The blockchain has long been seen as a method to quicken (and cheapen) cross-border payments, and now that movement — which includes a number of startups making moves privately — just got its highest profile advocate after IBM announced its own solution focused on banks.
The computing giant has teamed up with blockchain startup Stellar and payment company Kickex to launch a cross-border payment system for banks which uses the blockchain to “reduce the settlement time and lower the cost of completing global payments for businesses and consumers.”
Currently, international transactions take days, if not weeks, to be completed. Frustration with that has seen services like TransferWise rise, but, great as they are, they remain solutions for savvy consumers or small businesses rather than all.
A blockchain solution for banks addresses the root cause, and it could minimize the potential for errors thanks to the ledger-based system while also providing transparency and flexibility to banks.
In one example, IBM said its service could be used to connect a farmer in Samoa with a buyer based in Indonesia, while covering more than just the payment itself.
“The blockchain would be used to record the terms of the contract, manage trade documentation, allow the farmer to put up collateral, obtain letters of credit, and finalize transaction terms with immediate payment, conducting global trade with transparency and relative ease,” it said.
That’s the longer term objective but already the system is being used in 12 currency corridors between the Pacific Islands and Australia, New Zealand and the UK. It is tipped to handle 60 percent of cross-border payments from South Pacific’s retail industry within the next year and there are wider plans beyond that.
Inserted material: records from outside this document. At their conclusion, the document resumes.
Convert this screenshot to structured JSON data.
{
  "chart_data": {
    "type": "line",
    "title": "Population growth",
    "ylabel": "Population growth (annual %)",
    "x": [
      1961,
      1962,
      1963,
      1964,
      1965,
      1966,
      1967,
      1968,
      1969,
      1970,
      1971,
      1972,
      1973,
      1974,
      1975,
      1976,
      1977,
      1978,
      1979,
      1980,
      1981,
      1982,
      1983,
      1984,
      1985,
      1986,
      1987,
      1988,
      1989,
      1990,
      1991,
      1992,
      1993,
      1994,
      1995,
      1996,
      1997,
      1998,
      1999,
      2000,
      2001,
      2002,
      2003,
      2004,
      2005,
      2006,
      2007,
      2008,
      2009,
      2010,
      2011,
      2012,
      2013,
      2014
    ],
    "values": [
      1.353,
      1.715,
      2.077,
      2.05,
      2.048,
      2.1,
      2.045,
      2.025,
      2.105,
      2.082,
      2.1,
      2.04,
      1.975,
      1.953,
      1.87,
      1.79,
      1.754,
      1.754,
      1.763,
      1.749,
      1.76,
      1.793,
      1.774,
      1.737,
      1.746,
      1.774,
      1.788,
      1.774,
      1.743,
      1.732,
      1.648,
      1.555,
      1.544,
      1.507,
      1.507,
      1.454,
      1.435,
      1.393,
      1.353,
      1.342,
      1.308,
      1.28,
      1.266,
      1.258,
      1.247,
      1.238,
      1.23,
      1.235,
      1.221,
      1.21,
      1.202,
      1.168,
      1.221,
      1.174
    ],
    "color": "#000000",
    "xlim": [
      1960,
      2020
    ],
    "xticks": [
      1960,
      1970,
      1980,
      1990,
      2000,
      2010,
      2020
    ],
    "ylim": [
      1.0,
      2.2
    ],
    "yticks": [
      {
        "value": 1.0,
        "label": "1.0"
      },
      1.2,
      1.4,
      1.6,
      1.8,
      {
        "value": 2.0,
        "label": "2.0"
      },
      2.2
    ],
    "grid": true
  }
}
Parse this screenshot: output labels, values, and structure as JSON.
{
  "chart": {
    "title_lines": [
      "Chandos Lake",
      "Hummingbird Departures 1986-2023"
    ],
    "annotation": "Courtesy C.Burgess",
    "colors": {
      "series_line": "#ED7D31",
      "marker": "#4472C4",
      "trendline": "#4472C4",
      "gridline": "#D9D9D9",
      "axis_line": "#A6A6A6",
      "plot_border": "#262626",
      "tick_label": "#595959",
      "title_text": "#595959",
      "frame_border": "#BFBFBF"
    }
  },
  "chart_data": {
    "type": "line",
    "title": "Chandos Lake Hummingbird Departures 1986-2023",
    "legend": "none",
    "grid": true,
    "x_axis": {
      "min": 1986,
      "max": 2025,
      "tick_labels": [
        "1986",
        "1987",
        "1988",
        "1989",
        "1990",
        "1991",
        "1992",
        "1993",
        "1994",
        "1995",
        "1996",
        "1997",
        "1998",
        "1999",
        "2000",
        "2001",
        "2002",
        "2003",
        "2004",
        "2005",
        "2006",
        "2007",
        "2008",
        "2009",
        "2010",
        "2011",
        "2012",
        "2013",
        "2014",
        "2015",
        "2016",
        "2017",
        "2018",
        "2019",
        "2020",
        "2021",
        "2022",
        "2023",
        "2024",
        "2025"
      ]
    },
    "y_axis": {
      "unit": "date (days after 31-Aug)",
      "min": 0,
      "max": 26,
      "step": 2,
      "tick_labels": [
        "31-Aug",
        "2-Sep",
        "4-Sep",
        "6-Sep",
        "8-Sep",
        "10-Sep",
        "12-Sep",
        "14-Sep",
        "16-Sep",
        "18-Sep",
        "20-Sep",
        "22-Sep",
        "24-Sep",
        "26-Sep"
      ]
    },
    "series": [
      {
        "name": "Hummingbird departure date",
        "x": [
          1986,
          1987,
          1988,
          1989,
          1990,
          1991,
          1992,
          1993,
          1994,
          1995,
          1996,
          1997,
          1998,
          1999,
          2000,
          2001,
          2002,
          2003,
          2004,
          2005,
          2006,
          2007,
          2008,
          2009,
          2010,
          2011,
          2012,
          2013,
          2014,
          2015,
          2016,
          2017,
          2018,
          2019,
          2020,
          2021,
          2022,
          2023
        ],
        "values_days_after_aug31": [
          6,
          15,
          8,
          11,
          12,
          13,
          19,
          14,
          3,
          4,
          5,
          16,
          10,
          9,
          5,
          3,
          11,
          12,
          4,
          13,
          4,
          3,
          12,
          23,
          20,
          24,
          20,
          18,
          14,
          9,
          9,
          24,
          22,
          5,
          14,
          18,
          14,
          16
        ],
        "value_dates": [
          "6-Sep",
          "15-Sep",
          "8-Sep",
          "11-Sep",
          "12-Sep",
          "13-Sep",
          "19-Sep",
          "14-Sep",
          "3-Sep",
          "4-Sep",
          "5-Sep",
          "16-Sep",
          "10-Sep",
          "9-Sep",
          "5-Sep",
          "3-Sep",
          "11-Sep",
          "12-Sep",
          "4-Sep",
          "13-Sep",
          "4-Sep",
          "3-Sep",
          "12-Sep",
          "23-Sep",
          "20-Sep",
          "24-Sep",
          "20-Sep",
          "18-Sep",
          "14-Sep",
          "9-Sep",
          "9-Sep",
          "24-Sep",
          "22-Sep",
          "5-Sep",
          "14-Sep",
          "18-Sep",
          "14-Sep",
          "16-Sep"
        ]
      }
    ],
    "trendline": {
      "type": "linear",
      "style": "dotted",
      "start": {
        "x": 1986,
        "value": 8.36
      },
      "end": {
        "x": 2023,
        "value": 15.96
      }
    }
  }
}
More than a dozen banks are part of the initial group working with the program, which has plans to expand into South America, Southeast Asia and other areas early next year.
“With the guidance of some of the world’s leading financial institutions, IBM is working to explore new ways to make payment networks more efficient and transparent so that banking can happen in real-time, even in the most remote parts of the world,” Bridget van Kralingen, Senior Vice President of IBM Industry Platforms, said in a statement.
The system runs on the IBM Blockchain Platform, which itself is based on the open source Hyperledger Fabric that powers IBM’s “Blockchain as a service” announced earlier this year. It is also a notable example of a private blockchain (IBM) working with a public blockchain (Stellar) since Stellar handles the actual settlement of transactions, as CoinDesk noted.
IBM recently partnered with Walmart and others to use the blockchain to improve food safety through increased transparency and traceability.
Note: Post updated to correct that IBM’s blockchain is public while Stellar’s is private.